Fine-tuned language models can generate critiques that help humans identify flaws in summaries they would otherwise overlook.

A machine-rendered reading of the paper's core claim, the machinery that carries it, and where it could break.

The paper demonstrates that large language models fine-tuned via behavioral cloning on human-written critiques can assist evaluators in spotting errors within topic-based summaries. This assistance works for both naturally occurring mistakes in model- and human-generated summaries and for deliberate deceptions inserted by humans. The work examines how model scale affects critique quality and shows that larger models improve at both producing and using their own critiques to refine outputs. If this holds, it points toward using AI to extend human oversight to tasks where direct evaluation is currently too difficult or time-consuming.

Core claim

We fine-tune large language models to write natural language critiques using behavioral cloning. On a topic-based summarization task, critiques written by our models help humans find flaws in summaries that they would have otherwise missed. Our models help find naturally occurring flaws in both model and human written summaries, and intentional flaws in summaries written by humans to be deliberately misleading. We study scaling properties of critiquing with both topic-based summarization and synthetic tasks. Larger models write more helpful critiques, and on most tasks are better at self-critiquing, despite having harder-to-critique outputs. Larger models can also integrate their own self-c

What carries the argument

Behavioral cloning from human critique examples to fine-tune large language models for producing natural language critiques that assist human evaluators on summarization tasks.

If this is right

  • Larger models produce more helpful critiques than smaller ones across the studied tasks.
  • Larger models are better at self-critiquing even though their generated summaries become harder to critique.
  • Models can use their own critiques as feedback to produce improved summaries.
  • Measurements indicate that even large models possess relevant knowledge they do not articulate in critique form.
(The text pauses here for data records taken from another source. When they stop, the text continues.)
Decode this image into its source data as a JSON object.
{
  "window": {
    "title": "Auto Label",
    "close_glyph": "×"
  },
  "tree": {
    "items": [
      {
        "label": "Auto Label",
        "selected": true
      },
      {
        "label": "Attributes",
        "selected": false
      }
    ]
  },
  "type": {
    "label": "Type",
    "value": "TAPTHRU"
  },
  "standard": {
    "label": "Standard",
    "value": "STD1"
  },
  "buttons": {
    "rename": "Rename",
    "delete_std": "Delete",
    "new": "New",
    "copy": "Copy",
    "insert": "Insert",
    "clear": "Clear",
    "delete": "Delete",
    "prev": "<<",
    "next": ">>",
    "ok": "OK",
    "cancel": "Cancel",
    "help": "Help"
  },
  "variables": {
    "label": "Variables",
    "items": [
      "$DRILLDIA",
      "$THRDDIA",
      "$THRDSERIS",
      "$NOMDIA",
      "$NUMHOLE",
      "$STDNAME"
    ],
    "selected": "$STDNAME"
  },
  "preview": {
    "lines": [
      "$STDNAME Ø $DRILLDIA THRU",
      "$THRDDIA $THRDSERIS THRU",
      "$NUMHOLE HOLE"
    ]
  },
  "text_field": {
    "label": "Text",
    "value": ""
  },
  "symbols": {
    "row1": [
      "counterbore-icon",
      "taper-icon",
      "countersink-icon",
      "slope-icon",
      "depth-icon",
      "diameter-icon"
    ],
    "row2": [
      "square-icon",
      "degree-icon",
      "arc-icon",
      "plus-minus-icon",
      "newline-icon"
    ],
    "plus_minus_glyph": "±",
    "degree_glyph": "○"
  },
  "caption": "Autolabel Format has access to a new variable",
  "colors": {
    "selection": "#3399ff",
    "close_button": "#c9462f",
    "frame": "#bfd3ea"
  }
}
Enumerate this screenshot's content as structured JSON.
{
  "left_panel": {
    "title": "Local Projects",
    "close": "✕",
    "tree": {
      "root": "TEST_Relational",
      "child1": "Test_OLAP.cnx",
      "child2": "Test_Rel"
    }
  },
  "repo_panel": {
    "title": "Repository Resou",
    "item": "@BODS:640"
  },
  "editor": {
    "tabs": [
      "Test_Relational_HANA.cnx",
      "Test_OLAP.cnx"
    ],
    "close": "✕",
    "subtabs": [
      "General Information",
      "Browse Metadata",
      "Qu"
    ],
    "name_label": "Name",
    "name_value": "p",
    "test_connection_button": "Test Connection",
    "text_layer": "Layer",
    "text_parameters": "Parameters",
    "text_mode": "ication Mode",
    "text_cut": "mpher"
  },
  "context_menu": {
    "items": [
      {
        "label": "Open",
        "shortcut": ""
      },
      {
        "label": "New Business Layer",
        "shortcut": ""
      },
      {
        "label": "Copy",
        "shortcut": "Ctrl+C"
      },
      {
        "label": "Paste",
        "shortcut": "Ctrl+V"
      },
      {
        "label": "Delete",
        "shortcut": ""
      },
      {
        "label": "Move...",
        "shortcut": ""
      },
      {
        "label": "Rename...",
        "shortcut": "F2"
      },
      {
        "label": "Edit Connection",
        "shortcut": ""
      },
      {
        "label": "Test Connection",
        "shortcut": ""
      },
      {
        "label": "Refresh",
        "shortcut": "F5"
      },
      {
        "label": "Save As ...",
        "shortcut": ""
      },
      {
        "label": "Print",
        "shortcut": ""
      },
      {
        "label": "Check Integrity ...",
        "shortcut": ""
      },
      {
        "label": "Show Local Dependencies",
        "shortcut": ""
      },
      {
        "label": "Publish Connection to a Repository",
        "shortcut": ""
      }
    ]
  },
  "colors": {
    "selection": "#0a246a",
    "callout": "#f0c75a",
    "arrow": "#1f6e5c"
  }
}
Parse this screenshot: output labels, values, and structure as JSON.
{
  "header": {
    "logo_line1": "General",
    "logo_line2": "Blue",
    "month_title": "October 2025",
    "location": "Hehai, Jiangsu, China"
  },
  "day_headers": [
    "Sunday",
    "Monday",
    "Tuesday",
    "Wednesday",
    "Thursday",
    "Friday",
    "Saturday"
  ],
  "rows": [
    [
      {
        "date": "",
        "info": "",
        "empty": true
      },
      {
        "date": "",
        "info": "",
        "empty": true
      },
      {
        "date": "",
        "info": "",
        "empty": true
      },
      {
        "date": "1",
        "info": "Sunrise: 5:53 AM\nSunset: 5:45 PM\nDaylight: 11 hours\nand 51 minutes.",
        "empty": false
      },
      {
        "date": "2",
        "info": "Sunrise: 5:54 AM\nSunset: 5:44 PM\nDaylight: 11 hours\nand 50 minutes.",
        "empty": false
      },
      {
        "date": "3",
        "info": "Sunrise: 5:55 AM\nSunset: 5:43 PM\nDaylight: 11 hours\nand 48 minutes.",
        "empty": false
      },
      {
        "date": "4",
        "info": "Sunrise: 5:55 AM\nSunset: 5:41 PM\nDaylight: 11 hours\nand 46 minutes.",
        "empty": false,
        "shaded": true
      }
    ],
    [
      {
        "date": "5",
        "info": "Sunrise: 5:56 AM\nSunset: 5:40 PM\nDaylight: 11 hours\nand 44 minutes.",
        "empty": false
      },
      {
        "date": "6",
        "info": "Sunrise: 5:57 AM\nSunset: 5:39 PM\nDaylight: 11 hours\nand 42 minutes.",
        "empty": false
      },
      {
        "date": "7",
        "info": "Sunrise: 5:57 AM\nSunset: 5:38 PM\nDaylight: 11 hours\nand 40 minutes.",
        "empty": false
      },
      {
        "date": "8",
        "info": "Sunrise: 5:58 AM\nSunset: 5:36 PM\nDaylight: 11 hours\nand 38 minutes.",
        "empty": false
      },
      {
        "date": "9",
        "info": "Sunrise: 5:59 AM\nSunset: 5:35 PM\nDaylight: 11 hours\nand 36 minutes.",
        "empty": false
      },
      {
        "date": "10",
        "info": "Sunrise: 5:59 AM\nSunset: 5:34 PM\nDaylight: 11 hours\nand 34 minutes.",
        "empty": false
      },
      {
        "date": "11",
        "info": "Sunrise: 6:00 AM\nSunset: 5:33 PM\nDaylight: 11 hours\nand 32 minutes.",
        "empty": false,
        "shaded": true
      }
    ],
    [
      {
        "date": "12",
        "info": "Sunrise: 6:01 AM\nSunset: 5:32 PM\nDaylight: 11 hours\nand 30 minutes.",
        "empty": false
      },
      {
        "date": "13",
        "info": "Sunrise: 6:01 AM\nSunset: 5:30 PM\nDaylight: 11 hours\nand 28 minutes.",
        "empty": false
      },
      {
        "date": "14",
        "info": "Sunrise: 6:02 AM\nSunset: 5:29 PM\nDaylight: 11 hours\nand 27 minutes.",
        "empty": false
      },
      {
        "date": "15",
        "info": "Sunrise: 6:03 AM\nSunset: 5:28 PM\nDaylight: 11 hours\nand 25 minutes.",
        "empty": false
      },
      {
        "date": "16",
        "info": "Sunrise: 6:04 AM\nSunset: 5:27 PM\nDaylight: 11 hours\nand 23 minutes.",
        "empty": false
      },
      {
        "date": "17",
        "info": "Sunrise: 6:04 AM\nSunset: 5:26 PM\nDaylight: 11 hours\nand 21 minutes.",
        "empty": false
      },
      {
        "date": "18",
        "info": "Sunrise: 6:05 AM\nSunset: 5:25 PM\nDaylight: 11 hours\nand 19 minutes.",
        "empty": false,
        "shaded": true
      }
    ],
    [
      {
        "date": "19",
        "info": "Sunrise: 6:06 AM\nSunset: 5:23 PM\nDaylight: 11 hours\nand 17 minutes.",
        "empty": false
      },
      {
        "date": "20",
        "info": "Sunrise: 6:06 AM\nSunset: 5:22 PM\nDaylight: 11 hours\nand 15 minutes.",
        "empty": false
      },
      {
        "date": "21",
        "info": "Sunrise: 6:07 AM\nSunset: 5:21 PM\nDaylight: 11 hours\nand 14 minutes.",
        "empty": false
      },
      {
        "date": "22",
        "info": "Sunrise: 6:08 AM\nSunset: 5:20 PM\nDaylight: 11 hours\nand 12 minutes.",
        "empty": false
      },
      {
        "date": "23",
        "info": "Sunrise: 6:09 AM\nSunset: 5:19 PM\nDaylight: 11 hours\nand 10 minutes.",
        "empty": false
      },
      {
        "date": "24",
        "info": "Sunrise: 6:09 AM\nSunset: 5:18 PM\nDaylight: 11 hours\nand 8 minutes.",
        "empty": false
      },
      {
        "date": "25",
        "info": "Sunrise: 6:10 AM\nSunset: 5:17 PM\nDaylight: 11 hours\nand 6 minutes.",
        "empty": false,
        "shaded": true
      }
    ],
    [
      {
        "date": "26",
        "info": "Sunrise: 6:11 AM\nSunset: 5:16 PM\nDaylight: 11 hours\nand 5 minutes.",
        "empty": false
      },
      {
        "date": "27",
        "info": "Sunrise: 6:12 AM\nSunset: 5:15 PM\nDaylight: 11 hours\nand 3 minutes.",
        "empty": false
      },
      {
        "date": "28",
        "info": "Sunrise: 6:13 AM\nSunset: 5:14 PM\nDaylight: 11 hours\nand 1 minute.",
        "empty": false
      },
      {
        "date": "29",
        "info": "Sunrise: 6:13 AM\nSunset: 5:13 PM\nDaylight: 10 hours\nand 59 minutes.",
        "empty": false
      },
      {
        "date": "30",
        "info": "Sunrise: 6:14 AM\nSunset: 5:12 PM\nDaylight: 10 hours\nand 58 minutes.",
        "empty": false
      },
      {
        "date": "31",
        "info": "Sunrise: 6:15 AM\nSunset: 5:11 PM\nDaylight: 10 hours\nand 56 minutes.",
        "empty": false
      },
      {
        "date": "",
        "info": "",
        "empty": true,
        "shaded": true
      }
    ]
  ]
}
Where Pith is reading between the lines

These are editorial extensions of the paper, not claims the author makes directly.

  • The same fine-tuning approach could be applied to other domains such as code review or scientific paper assessment where direct human judgment is costly.
  • If critique quality continues to improve with scale, recursive loops of model self-critique and refinement may become feasible for iterative improvement.
  • Human evaluators might gain lasting skill improvements from repeated exposure to model-generated critiques on the same task.
  • The gap between what models can generate and what they can critique suggests a need for new training objectives that align articulation with internal knowledge.

Load-bearing premise

Training on human critique examples produces critiques that generalize to new summaries without introducing systematic biases or missing flaw types that humans would notice unaided.

What would settle it

An experiment in which humans detect fewer or the same number of summary flaws when given model critiques compared to evaluating the summaries alone, or where the critiques systematically overlook certain flaw categories that unaided humans reliably catch.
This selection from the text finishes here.